El líder de los socialistas madrileños se reunió este lunes con la portavoz socialista en la Asamblea, Maru Méndez, y los diputados responsables de Economía y Hacienda, Enrique Echegoyen y Adolfo Piñedo, para analizar el impacto de los que serán los
últimos presupuestos antes de las elecciones municipales y autonómicas de 2011. Tras el encuentro, anunció que lo que plantea en ellos el PP es tan equivocado que "es imposible pactarlos, hay que rehacerlos porque están en las antípodas de lo que necesitan los madrileños".
"Son los presupuestos del Tea Party", denunció.
Tomás Gómez resumió que, para el año que viene, el Ejecutivo de Esperanza Aguirre reduce la inversión en la
Sanidad pública (especialmente en Atención Primaria) mientras sube el dinero para los hospitales gestionados de forma privada; que se recorta en la partida de
Empleo cuando hay más de medio millón de desempleados; que las inversiones en
Educación caen un 10% al tiempo que se congelan las
becas y hay 410
profesores menos; que los servicios sociales a
mayores y
dependientes pierden un 2,5%; o que las ayudas para la adquisición de
vivienda merman hasta un 60%. Datos, recalcó, que son "públicos" y cualquier ciudadano puede consultar "en cinco minutos". "Si somos la comunidad que menos dinero dedica a Atención Primaria por habitante y la segunda que menos invierte por paciente, si dos de cada tres niños se quedan sin plaza en una escuela infantil, si el gasto por alumno cae un 10% en lo que va de legislatura yo a eso lo llamo antisocial, no sé como lo llama Esperanza Aguirre".
Seguro del cambio de Gobierno
Para los socialistas, los presupuestos y su ley de acompañamiento -que incluyen el
recorte indirecto de representantes sindicales y la
eliminación de 103 organismos y empresas públicas- son lógicos en el "ultraliberalismo" de Esperanza Aguirre. Ahora bien, no casan con sus llamadas a la austeridad: "La deuda pasará en 2011 de 9.000 a 14.000 millones [...] Mantiene 100 millones de euros en propaganda y tiene a 2.000 liberados políticos en cargos públicos nombrados a dedo". Frente a esto, el PSM propuso un Gobierno "socialdemócrata" que gaste "mejor" y vele por la protección de todos los ciudadanos. "Por eso es tan importante que se produzca el cambio de Gobierno", apuntó.
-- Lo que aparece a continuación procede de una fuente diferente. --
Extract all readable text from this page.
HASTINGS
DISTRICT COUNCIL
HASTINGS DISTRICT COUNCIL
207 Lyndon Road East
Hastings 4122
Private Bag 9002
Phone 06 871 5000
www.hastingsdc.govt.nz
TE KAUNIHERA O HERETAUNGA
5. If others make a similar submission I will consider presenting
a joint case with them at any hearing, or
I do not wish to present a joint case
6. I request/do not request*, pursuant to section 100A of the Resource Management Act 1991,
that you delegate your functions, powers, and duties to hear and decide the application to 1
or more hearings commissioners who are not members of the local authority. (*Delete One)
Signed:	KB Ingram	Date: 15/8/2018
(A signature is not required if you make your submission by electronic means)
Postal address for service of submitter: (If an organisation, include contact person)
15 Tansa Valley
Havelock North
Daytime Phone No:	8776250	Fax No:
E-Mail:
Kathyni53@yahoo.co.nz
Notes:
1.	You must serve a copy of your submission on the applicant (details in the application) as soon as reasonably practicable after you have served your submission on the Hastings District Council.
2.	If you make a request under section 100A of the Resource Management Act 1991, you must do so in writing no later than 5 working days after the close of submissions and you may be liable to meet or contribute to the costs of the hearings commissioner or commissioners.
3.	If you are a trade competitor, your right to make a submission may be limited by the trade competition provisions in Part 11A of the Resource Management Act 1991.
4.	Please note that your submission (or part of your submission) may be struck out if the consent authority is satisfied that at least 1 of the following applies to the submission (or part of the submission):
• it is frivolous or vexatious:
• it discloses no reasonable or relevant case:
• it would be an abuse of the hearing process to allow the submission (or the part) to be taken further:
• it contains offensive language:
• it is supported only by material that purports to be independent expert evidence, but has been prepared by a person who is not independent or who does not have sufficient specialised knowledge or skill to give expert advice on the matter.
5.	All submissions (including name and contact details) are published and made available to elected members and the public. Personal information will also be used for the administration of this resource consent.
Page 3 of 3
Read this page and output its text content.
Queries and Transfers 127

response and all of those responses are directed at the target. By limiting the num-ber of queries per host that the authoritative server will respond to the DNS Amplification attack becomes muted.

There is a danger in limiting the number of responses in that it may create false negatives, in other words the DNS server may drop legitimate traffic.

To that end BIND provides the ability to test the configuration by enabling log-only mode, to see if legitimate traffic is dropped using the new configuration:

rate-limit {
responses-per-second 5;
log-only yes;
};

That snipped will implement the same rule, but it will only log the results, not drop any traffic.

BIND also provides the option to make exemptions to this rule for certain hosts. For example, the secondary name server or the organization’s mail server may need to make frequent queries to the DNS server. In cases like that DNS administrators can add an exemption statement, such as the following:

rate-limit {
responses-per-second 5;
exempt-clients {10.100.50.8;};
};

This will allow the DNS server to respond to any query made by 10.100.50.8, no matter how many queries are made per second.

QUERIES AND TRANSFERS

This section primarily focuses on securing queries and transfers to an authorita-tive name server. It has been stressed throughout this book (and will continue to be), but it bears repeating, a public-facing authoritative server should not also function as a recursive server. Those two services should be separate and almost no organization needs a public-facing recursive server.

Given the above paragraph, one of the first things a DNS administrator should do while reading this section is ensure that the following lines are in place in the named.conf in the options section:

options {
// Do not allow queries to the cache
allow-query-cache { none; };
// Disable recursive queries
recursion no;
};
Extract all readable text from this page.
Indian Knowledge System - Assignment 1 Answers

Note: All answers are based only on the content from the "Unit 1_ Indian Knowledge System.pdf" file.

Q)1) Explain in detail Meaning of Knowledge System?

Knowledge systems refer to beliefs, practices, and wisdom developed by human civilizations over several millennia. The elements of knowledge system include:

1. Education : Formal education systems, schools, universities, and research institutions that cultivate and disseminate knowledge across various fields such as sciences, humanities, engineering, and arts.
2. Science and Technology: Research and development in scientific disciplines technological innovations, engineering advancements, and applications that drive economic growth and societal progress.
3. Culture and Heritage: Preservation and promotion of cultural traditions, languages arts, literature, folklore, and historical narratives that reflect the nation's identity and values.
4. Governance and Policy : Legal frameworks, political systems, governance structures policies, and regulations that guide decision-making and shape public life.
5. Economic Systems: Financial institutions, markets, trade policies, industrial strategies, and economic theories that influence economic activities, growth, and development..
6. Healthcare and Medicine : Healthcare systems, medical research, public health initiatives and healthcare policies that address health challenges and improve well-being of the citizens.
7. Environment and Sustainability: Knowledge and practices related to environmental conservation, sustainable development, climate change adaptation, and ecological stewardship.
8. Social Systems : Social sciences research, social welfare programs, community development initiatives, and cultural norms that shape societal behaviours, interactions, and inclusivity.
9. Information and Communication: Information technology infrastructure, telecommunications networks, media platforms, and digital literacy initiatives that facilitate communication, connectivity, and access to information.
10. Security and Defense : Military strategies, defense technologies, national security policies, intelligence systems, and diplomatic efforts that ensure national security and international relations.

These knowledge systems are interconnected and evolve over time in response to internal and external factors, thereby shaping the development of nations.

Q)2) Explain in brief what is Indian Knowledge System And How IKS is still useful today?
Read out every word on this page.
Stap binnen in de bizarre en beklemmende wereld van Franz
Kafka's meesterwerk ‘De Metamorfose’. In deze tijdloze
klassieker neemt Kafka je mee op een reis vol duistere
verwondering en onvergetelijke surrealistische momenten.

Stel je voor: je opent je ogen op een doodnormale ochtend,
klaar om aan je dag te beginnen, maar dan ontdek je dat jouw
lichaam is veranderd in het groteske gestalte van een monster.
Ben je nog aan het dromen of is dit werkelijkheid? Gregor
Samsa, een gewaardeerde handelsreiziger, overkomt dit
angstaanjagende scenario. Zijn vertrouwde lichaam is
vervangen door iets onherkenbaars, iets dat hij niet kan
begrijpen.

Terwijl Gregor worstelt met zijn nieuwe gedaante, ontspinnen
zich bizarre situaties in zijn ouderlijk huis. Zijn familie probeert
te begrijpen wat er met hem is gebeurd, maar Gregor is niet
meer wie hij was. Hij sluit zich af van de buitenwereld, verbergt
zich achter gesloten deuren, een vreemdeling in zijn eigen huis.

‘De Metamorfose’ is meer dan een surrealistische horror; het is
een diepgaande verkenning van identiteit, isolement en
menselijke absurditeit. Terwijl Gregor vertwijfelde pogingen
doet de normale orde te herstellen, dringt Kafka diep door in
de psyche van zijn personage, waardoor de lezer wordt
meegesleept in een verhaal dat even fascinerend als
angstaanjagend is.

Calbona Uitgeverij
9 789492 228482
Porque Tomas Gómez reiteró su convencimiento de que será el PSOE quien gobierne la Comunidad de Madrid después de mayo de 2011. "Están (el PP) en tiempo de descuento, ha llegado el
fin de ciclo y lo saben" remató, antes de confirmar su reunión con
Alfredo Pérez Rubalcaba y José Blanco la pasada semana y asegurar que la cúpula nacional del PSOE le respalda al 100%. "Madrid es el territorio de España donde mayores posibilidades hay que se produzca el cambio político", remachó para dar por superadas los desacuerdos internos.
Precisamente horas antes de la intervención de Gómez, la presidenta participaba en el
X Encuentro Financiero Internacional Caja Madrid. Durante su intervención, Aguirre invitó a abrazar la
"ortodoxia" financiera y no intervenir en los mercados, sino generar
confianza mediante "la acumulación de capital y la asignación de los recursos financieros a las actividades más productivas y más competitivas".